Chocolate- Good or Bad?

Most of us, know the main reason we get wrinkles is because sun damage. That’s why we stay out of it and always use products with an SPF when we go outside. So why are we still getting wrinkles?

Enter public enemy number two. Sugar…

We all  know sugar is bad for our health and waistlines, but there probably aren’t many of us who worry that eating it might also be giving us wrinkles. But research reveals that consuming too much causes inflammation and ages your skin through a process called glycation, resulting in a saggy, lined complexion. Slowing down this process is currently top of the agenda for many skin care companies.

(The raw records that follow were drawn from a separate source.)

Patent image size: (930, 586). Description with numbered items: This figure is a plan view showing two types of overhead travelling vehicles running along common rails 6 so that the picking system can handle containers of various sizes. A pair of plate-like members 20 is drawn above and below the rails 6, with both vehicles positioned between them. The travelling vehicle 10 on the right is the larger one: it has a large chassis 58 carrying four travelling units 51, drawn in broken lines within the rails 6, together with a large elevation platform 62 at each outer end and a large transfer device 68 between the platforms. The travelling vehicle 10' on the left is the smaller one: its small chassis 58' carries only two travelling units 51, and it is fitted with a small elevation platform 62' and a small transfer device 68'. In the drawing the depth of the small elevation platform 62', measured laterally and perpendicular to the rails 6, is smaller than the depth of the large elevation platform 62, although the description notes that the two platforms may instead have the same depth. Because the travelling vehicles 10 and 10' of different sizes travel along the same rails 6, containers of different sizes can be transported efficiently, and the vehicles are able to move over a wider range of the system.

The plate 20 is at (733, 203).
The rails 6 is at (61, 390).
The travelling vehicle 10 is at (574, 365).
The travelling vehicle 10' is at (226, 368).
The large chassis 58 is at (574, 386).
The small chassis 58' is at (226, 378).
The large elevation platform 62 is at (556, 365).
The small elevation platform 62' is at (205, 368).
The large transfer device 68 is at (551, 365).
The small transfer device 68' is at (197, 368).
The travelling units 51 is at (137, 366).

The science is this: When you have sugar molecules in your system, they bombard the body’s cells homing in onto fats and proteins (glycation) This forms advanced glycation end products (appropriately called AGEs), which damages the protein fibres. Unfortunately, the proteins in skin most prone to glycation are the same ones that keep a youthful complexion plump and spring – collagen and elastin  – and when those proteins are consistently attacked by sugars over a prolonged period, this shows up on the skin’s surface as wrinkles, sagginess, and a loss of radiance. And if that isn’t bad enough,  it’s a double whammy as the presence of AGEs also makes the complexion more vulnerable to UV and pollution damage. To an extent, glycation is a fact of life and although it can’t be completely stopped, improving diet and lifestyle and using specific products and treatments can slow the process.

But good news – A good quality cocoa, without added sugars, is very high in flavanol antioxidants, so could actually be very good for the skin.

DarkChocolate rich in flavanols can also protect your skin from harmful UV rays.